There has been a massive reduction in poverty around the world in the last decade. However, the same cannot be said for Fiji. The rate of poverty at independence in 1970 was 7 percent. Since then it has increased almost fourfold and currently stands at around 32 percent. Both the incidence and the severity of poverty increased between the three Household Income and Expenditure Surveys (HIES); with levels of 15 percent in 1977, 25 percent in 1990-1991, and 34 percent in 2002-2003. Results from the 2008-2009 survey show that poverty has slightly decreased but is still above 30 percent. Desegregating poverty changes into rural and urban areas shows that while there is a reduction in urban poverty from 28 percent to 19 percent between the two surveys, rural poverty has increased from 40 percent to 43 percent.
Given the level of economic growth since 2008, depressed wages and salaries, high inflation due to global fuel and food prices, lack of employment creation in the formal sector and devaluation, the impact on poverty is likely to be higher. Based on this, it would not be an exaggeration to state that the poverty level in Fiji is now around 40 percent. In fact, some unofficial estimates put the poverty level at about 45 percent, and it could be reaching 50 percent.

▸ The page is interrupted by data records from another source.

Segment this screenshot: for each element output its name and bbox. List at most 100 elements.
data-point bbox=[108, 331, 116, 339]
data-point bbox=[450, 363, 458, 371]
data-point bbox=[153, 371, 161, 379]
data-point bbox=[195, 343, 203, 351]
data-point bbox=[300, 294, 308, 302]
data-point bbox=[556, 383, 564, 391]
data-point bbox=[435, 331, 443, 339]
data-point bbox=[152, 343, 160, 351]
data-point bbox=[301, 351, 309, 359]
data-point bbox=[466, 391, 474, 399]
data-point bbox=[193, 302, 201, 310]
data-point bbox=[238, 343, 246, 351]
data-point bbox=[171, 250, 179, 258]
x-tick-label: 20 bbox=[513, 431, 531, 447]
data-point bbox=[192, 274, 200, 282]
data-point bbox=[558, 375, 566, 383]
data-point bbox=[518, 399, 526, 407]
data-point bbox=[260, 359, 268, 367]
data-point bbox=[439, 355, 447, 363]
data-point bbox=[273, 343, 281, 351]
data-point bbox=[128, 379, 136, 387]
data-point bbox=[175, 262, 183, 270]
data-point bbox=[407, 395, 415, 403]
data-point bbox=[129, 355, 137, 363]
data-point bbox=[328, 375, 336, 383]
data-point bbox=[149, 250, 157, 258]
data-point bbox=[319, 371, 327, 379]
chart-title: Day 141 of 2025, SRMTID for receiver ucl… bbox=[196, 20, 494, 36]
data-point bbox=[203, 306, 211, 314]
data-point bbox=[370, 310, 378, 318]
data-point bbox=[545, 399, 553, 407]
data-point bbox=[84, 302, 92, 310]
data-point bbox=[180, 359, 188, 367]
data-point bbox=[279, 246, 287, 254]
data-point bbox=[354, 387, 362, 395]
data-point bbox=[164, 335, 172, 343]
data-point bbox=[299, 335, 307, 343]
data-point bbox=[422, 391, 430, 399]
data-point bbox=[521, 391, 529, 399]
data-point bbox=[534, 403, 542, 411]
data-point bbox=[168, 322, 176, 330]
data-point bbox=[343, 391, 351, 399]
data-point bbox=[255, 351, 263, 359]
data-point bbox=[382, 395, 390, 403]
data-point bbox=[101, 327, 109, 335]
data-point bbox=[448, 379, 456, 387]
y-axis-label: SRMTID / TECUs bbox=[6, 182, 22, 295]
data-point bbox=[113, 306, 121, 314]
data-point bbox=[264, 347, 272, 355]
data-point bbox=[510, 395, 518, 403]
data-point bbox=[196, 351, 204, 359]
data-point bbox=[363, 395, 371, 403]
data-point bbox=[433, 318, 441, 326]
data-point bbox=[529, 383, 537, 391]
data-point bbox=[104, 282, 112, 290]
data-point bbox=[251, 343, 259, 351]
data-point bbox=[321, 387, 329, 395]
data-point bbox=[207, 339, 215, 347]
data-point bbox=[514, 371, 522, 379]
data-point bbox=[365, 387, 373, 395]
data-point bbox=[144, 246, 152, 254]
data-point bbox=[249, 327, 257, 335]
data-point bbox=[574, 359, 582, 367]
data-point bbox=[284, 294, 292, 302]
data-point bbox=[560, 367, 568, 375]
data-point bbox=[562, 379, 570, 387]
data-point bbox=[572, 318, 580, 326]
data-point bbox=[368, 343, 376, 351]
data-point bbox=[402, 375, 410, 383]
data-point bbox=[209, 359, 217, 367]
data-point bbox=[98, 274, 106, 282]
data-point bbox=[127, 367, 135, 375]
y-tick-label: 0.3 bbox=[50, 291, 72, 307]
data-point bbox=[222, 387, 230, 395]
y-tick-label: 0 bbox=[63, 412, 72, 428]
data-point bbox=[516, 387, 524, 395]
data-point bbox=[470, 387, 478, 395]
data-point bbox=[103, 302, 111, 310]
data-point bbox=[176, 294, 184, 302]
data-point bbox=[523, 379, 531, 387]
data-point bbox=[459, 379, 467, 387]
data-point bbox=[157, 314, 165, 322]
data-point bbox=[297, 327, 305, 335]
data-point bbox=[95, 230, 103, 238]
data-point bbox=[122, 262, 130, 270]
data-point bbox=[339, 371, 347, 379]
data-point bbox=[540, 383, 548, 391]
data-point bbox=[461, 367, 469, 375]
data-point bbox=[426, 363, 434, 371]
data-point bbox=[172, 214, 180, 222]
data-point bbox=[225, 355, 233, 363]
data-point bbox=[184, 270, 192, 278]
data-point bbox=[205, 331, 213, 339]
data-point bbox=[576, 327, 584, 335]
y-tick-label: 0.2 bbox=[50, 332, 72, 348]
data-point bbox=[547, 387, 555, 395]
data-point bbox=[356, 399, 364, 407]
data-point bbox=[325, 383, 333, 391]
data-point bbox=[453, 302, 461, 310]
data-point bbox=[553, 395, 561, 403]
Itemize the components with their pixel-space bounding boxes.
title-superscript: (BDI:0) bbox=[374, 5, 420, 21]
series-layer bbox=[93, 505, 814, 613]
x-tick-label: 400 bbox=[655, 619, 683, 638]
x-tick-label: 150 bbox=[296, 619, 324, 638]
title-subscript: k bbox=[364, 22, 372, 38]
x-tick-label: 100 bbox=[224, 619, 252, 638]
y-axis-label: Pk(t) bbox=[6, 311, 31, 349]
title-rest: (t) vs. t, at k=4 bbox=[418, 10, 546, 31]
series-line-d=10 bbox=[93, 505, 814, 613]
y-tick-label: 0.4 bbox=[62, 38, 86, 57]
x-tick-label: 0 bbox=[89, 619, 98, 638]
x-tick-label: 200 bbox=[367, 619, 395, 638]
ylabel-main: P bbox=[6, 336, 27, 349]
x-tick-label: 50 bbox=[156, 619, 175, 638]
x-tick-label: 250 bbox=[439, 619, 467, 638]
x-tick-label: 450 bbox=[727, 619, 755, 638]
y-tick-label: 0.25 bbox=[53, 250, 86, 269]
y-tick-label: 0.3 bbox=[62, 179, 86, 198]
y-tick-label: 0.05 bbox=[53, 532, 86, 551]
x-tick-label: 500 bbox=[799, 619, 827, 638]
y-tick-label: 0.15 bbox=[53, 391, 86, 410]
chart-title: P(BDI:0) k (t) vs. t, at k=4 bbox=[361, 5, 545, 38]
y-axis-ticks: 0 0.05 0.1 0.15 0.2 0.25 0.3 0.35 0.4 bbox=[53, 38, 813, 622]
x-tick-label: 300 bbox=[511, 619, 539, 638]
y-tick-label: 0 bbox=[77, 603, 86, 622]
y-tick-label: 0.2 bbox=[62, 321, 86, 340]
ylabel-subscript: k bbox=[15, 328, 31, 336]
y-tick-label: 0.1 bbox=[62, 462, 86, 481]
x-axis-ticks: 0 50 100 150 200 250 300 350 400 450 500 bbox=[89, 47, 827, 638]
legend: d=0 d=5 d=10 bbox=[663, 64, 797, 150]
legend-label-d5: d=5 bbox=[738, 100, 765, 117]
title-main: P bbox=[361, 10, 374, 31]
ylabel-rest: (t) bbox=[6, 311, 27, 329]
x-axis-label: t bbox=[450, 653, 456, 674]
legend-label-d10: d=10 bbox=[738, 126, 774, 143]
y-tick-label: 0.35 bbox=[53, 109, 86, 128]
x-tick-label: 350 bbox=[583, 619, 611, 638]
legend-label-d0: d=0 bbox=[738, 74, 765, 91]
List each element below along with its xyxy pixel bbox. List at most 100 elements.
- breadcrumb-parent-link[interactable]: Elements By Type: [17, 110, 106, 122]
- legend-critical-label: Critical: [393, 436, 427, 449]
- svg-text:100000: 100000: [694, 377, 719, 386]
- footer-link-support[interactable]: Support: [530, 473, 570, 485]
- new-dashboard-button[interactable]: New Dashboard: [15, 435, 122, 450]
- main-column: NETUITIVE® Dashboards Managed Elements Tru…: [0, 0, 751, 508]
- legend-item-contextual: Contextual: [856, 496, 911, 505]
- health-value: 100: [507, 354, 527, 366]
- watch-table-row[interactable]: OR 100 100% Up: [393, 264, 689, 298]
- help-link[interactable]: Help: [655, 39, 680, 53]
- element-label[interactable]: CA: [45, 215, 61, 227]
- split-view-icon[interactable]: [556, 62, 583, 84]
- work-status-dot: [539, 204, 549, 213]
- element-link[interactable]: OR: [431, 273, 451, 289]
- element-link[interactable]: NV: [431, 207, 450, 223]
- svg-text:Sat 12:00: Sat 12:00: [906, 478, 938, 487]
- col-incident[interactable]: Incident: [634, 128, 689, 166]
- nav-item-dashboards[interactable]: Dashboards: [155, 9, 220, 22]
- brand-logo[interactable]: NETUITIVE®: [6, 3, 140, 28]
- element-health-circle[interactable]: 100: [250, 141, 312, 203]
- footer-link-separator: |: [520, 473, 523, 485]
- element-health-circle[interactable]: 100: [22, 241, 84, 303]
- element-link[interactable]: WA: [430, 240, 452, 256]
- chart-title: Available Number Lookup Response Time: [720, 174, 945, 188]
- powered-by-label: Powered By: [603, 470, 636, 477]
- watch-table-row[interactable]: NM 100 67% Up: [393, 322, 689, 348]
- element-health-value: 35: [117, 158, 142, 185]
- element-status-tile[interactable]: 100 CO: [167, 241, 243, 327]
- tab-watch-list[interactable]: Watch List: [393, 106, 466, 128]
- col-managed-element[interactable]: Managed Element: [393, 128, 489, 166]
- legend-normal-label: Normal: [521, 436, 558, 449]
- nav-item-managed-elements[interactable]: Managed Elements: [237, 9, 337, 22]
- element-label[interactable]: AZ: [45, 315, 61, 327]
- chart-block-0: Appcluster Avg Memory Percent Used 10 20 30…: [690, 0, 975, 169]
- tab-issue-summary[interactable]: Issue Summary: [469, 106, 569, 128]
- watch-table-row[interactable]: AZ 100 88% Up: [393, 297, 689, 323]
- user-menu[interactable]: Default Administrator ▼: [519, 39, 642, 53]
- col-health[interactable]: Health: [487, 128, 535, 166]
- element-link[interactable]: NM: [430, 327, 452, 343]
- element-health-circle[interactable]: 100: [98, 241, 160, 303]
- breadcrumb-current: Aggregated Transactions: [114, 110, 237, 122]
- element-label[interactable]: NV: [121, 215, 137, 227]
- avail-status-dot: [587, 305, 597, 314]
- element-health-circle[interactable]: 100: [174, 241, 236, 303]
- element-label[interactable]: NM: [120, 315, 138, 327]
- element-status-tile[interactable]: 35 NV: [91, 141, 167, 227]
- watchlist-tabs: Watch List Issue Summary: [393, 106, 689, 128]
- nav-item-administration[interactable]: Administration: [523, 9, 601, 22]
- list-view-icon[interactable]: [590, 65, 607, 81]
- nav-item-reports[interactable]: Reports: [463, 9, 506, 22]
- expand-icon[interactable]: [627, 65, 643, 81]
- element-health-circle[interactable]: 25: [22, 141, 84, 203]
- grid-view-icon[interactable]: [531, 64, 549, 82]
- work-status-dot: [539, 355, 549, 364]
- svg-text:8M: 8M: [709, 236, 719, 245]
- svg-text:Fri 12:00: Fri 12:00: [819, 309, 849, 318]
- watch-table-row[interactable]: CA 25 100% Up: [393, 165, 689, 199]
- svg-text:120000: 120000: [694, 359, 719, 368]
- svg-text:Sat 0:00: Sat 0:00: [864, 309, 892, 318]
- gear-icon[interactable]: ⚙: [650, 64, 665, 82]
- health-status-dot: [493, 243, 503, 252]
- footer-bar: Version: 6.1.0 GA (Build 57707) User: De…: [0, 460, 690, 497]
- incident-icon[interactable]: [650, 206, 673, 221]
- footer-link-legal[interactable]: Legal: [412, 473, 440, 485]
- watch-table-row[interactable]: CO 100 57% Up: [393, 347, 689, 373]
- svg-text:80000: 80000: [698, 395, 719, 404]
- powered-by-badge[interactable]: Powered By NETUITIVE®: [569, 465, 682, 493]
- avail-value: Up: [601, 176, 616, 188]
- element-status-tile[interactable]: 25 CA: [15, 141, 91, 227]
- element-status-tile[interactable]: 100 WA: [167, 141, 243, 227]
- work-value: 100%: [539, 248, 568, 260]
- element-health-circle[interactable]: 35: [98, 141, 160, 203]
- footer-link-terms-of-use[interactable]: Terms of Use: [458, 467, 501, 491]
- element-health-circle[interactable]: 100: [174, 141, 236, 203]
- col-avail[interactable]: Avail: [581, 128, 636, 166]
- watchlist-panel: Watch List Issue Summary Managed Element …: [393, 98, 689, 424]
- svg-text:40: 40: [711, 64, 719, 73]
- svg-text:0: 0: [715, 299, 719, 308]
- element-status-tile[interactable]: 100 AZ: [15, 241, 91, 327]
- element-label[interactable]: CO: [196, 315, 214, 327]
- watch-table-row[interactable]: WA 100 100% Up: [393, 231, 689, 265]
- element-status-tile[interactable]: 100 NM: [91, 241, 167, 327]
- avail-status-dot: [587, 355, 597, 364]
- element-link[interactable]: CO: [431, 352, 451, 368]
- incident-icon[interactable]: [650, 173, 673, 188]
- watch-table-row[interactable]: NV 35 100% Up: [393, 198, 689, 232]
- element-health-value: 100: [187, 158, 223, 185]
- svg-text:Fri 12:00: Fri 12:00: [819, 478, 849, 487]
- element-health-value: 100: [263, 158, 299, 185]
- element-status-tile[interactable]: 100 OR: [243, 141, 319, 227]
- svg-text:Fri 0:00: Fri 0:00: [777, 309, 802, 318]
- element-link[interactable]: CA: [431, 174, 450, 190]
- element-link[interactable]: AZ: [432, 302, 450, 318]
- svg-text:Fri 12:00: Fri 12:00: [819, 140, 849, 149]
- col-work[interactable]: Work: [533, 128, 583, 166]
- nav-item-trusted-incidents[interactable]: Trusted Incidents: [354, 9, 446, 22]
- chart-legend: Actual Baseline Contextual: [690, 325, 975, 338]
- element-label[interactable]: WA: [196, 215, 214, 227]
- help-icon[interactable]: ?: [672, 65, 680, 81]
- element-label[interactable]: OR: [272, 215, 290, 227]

The exuberance about the short-term modest sustained growth is good news. However, it will take much more in terms of structural reforms, consistent and transparent government policies and increased confidence through transparent progress toward the 2014 election to address the problem of poverty and achieve long-term economic growth.
Neelesh Gounder is a Lecturer in the School of Economics at the University of the South Pacific. Biman Prasad is Dean of the Faculty of Business and Economics at the University of the South Pacific.
Biman & Nilesh,
I could not agree more. Several years ago several of us (including Prof Prassad here) argued that Fiji’s economy was not as fragile as some in the international community had hoped for / wished. The belief that the Fiji economy would imminently collapse (thereby taking the regime with it) was a bizarre hope / brief that it was almost impossible to argue against in the capitals of Canberra and Wellington even if you had facts on your side.
Similarly, the Fijian economy is not as secure as some would believe now either. Your paper and blog correctly highlight several vulnerabilities. In addition is the lack of foreign capital. The challenge with asian investment seems to be that the cash somehow never ends up in your country – a phenomenon seen in many Pacific Islands. So as a result the NFA and therefore exchange rates can be vulnerable.
It is true that many are simply waiting the election and foreign largess that may come with re-integrating into the international community – but it must always be borne in mind that Fiji is a very open economy. If Asia and Australasia slow down at the same time the structural faults highlighted by the authors could cause significant financial and economic problems.
You chaps are right – there is a need to keep a close eye on poverty (and I would suggest inflation) as they may give a better picture of what is happening on the ground.